Parker did so well academically that she graduated last year and continued her master's studies at the UF Institute of Food and Agricultural Sciences Department of Entomology and Nematology. The graduate entomology student recently won the ONE WORLD competition, organized by the UF College of Agricultural and Life Sciences Challenge 2050 Project in conjunction with the Syngenta Good Growth Plan. She was awarded $2,000 for her work.
"I was really honored," Parker said, adding that she felt humbled to be among the other five student finalists - dubbed "The Solution 6" -- all of whom created outstanding innovations.
Parker took top prize with research on a novel mosquito trap she is developing with her advisors. She wanted to use the trap to reduce the population of Asian Tiger and Yellow Fever mosquitoes. With help from faculty advisors, Parker created the trap, which has a rough, ridged interior surface. These mosquito species like to lay their eggs on the rough surfaces, she said.
Mosquitoes hatch in containers that hold water. These include bird baths, tires, empty flower pots and more.
"It makes it hard to control because there are so many things in your backyard that can be breeding grounds for these mosquitoes," Parker said. Current control methods include things like aerial pesticide spraying, but they expose humans to chemical dangers. This trap helps minimize human pesticide exposure.

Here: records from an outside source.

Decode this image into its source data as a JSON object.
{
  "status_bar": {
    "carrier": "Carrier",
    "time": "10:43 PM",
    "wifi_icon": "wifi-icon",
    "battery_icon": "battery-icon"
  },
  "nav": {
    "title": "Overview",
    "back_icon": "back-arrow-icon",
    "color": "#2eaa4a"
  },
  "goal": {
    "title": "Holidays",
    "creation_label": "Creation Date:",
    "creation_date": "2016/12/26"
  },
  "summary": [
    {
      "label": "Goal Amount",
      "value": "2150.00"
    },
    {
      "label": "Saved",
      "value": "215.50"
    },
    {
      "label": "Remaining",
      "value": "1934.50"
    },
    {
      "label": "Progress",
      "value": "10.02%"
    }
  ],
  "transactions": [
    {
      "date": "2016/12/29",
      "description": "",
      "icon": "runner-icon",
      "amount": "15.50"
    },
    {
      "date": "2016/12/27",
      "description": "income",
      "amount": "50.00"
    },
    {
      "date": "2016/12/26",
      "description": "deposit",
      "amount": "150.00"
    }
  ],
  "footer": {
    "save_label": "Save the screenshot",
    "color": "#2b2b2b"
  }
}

For their experiment, the researchers applied two chemicals in one spray pesticide along the walls of the container. One type of chemical was used for immature mosquitoes and one for adults. Parker and her fellow researchers then put water in the trap to attract the mosquitoes. One insecticide leaches into the water, preventing the immature mosquitoes from developing. The other insecticide killed most of the adult mosquitoes when they landed on the interior of the trap.

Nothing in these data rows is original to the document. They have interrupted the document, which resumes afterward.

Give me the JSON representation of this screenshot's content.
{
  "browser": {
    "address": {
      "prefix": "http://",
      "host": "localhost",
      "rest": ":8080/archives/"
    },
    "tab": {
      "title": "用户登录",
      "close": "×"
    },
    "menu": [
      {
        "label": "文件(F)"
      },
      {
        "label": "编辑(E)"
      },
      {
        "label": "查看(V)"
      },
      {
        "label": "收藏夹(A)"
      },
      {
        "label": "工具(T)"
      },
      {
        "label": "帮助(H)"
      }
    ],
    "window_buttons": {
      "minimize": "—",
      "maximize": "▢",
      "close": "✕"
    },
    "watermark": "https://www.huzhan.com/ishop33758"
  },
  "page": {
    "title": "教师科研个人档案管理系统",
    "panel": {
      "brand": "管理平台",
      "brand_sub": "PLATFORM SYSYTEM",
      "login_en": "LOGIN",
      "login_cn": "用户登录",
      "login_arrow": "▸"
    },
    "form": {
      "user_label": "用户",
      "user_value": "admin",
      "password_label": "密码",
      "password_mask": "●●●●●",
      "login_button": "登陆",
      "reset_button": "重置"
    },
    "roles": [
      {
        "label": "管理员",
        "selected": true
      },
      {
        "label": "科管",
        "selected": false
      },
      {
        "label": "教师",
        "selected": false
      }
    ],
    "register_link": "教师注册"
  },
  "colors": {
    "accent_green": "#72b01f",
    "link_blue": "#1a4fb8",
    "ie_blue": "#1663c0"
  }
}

The researchers monitored adult mosquito mortality by recording the dead ones inside and outside of the trap. About 98 percent of the adult mosquitoes died within two to three days. Thus far, the experiment led by Parker, which she's using for her master's thesis, shows 83 percent reduction in the mosquito egg population in lab studies.
After earning a master's degree, Parker wants to attain a doctorate in entomology, with a goal of working in research and development, perhaps for the World Health Organization or another government entity.